Les plantations d’arbres : des effets néfastes sur le climat
Mais pour le scientifique il y a plus inquiétant encore : non seulement ces plantations de résineux ne permettent pas de lutter contre les effets du réchauffement climatique, mais elles les aggravent ! Une forêt gérée en cycle court va provoquer, par son exploitation en coupe rase, un « relargage du carbone contenu dans la biomasse, le bois mort, l’humus et le sol. » Tout le contraire d’une forêt que l’on laisse vieillir : en effet, plus les arbres sont anciens, plus ils absorbent de carbone.
De plus, selon le scientifique, une plantation de résineux « diminue la capacité des arbres à réfléchir les rayons du soleil, augmente la capacité des arbres à laisser passer la lumière et favorise l’évapotranspiration du sol. ».
Travaillons avec la nature, pas contre elle !
L’ASPAS, à sa modeste échelle, acquiert à travers son programme de Réserves de Vie Sauvage® des parcelles de forêts pour leur assurer une protection maximale, en libre évolution, échappant à toute exploitation. Ce faisant, nous voulons inciter nos gouvernants à en faire de même avec la forêt publique, notre bien commun à tous. Il ne s’agit évidemment pas de réensauvager la France entière (le bois est une matière première indispensable pour les activités humaines), il s’agit d’adopter une politique qui agisse avec la nature, et non pas contre elle : arrêtons les exploitations destructrices (coupes à blanc), préférons des techniques de sylviculture plus respectueuses des écosystèmes, et surtout : augmentons drastiquement le pourcentage de surfaces strictement protégées, pour redonner toute sa place au vivant !
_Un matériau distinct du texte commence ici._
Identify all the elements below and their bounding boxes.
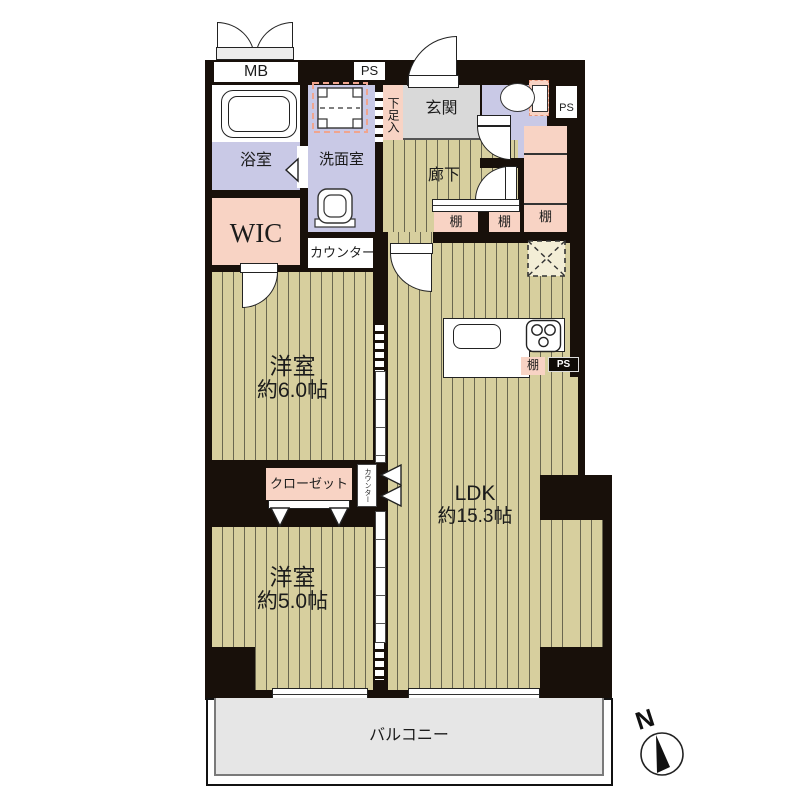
ldk-name: LDK [455,482,496,506]
mb-door-sill [216,47,294,60]
cabinet-divider-2 [524,203,567,205]
shelf-1: 棚 [434,212,478,232]
balcony-label: バルコニー [369,727,449,745]
closet-label: クローゼット [270,477,348,492]
ps-label-top: PS [361,64,378,79]
bathtub-inner [228,96,290,132]
shelf-1-label: 棚 [449,215,462,230]
counter-bifold-icon [377,463,403,509]
mb-label: MB [244,63,268,81]
shoe-cabinet-label: 下足入 [385,97,402,133]
compass-icon: N [628,696,702,792]
entrance-text: 玄関 [425,100,457,118]
toilet-icon [500,83,535,112]
wic-text: WIC [230,218,282,249]
bedroom1-label: 洋室 約6.0帖 [212,348,373,408]
closet-bifold-icon [266,506,352,529]
ps-box-right: PS [556,86,577,118]
ldk-floor [387,243,570,690]
entrance-door-leaf [408,75,459,88]
refrigerator-icon [526,239,568,279]
wic-label: WIC [212,218,300,250]
counter-nook: カウンター [308,238,377,268]
ldk-floor-right-strip [570,377,578,475]
shelf-gap-wall [478,212,489,232]
counter-label: カウンター [310,246,375,261]
hall-door-leaf [505,166,517,200]
ldk-size: 約15.3帖 [438,506,513,528]
entrance-label: 玄関 [403,96,480,122]
bedroom1-door-leaf [240,263,278,273]
shelf-3-label: 棚 [539,210,552,225]
bedroom2-corner-wall [205,647,255,700]
toilet-door-leaf [477,115,511,126]
ps-label-box-top: PS [354,62,385,80]
counter-mini-box: カウンター [357,464,377,507]
bedroom2-name: 洋室 [270,564,316,590]
kitchen-shelf: 棚 [521,357,545,375]
partition-slider-1 [375,371,386,463]
bath-door-icon [284,157,300,183]
bedroom1-size: 約6.0帖 [257,379,328,403]
mb-label-box: MB [214,62,298,82]
shelf-2: 棚 [489,212,520,232]
washroom-text: 洗面室 [319,151,364,168]
bath-text: 浴室 [240,152,272,170]
compass-n-label: N [632,704,658,736]
kitchen-ps-box: PS [548,357,579,372]
ldk-label: LDK 約15.3帖 [395,480,555,530]
cabinet-shelf-label-box: 棚 [524,206,567,228]
shoe-cabinet: 下足入 [383,85,404,145]
washroom-label: 洗面室 [308,150,375,170]
bedroom1-name: 洋室 [270,353,316,379]
shelf-4-label: 棚 [527,359,539,373]
counter-mini-label: カウンター [362,468,372,503]
kitchen-counter-bottom [443,351,530,378]
washing-machine-icon [311,81,371,136]
washbasin-icon [312,187,358,229]
ldk-bay-floor [570,520,603,647]
partition-dashed-2 [375,643,384,680]
kitchen-sink-icon [453,324,501,349]
stove-icon [525,319,563,353]
shelf-2-label: 棚 [498,215,511,230]
ps-label-kitchen: PS [557,359,570,371]
partition-dashed-1 [375,325,384,371]
shelf-counter [432,199,520,212]
closet: クローゼット [266,468,352,500]
floor-plan: MB PS 浴室 WIC 洗面室 カウンター 下足入 玄関 PS [0,0,800,800]
partition-slider-2 [375,511,386,643]
bedroom2-size: 約5.0帖 [257,590,328,614]
corridor-label: 廊下 [400,164,488,188]
ps-label-right: PS [559,102,574,115]
bedroom2-label: 洋室 約5.0帖 [212,561,373,617]
corridor-text: 廊下 [428,167,460,185]
cabinet-divider-1 [524,153,567,155]
ldk-bottom-right-wall [540,647,612,698]
balcony-floor: バルコニー [214,698,604,776]
ldk-door-leaf [390,243,433,254]
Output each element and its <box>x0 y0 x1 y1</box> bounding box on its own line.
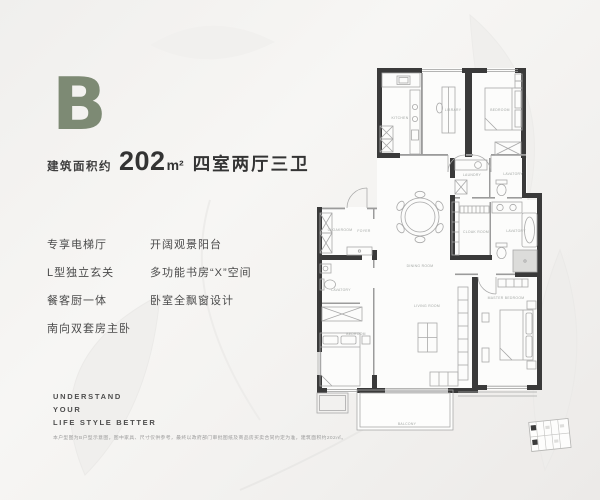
floorplan-floor <box>317 68 542 430</box>
slogan-line: UNDERSTAND <box>53 392 157 401</box>
feature-item: 多功能书房“X”空间 <box>150 268 252 279</box>
room-label-laundry: LAUNDRY <box>463 173 482 177</box>
page: B 建筑面积约 202 m² 四室两厅三卫 专享电梯厅 L型独立玄关 餐客厨一体… <box>0 0 600 500</box>
feature-item: 开阔观景阳台 <box>150 240 252 251</box>
room-label-master: MASTER BEDROOM <box>488 296 525 300</box>
feature-item: 南向双套房主卧 <box>47 324 131 335</box>
disclaimer-text: 本户型图为B户型示意图，图中家具、尺寸仅供参考，最终以政府部门审批图纸及商品房买… <box>53 434 346 441</box>
area-number: 202 <box>119 146 166 177</box>
room-label-lavatory-master: LAVATORY <box>506 229 526 233</box>
room-label-cloakroom: CLOAKROOM <box>328 228 353 232</box>
room-label-living: LIVING ROOM <box>414 304 440 308</box>
slogan-line: YOUR <box>53 405 157 414</box>
slogan-line: LIFE STYLE BETTER <box>53 418 157 427</box>
room-label-balcony: BALCONY <box>398 422 417 426</box>
feature-item: 卧室全飘窗设计 <box>150 296 252 307</box>
room-label-kitchen: KITCHEN <box>392 116 409 120</box>
room-label-lavatory-left: LAVATORY <box>331 288 351 292</box>
room-label-dining: DINING ROOM <box>407 264 434 268</box>
feature-item: L型独立玄关 <box>47 268 131 279</box>
feature-item: 专享电梯厅 <box>47 240 131 251</box>
room-label-cloak-master: CLOAK ROOM <box>463 230 489 234</box>
floorplan: KITCHEN LIBRARY BEDROOM LAUNDRY LAVATORY… <box>310 50 570 465</box>
unit-locator-icon <box>524 410 576 462</box>
room-label-bedroom-left: BEDROOM <box>346 332 366 336</box>
room-label-lavatory-mid: LAVATORY <box>503 172 523 176</box>
unit-type-letter: B <box>52 76 108 132</box>
room-label-library: LIBRARY <box>445 108 462 112</box>
feature-item: 餐客厨一体 <box>47 296 131 307</box>
feature-column-1: 专享电梯厅 L型独立玄关 餐客厨一体 南向双套房主卧 <box>47 240 131 335</box>
room-label-bedroom-top: BEDROOM <box>490 108 510 112</box>
area-line: 建筑面积约 202 m² 四室两厅三卫 <box>47 146 310 177</box>
room-label-foyer: FOYER <box>357 229 370 233</box>
slogan: UNDERSTAND YOUR LIFE STYLE BETTER <box>53 392 157 427</box>
area-label: 建筑面积约 <box>47 158 112 174</box>
area-unit: m² <box>167 157 184 173</box>
feature-column-2: 开阔观景阳台 多功能书房“X”空间 卧室全飘窗设计 <box>150 240 252 307</box>
layout-text: 四室两厅三卫 <box>193 151 310 176</box>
Par ailleurs, de plus en plus d’études tendent à montrer que la régénération naturelle est généralement plus efficace pour lutter contre les effets des changements globaux et minimiser le déclin de biodiversité. La première action à mener par l’État devrait donc plutôt être d’encourager les pratiques permettant une telle régénération (qui en plus coûte moins cher à mettre en place) et seulement dans un deuxième temps de promouvoir la plantation d’arbres dans les zones trop dégradées, afin de réactiver le processus naturel de la reforestation spontanée.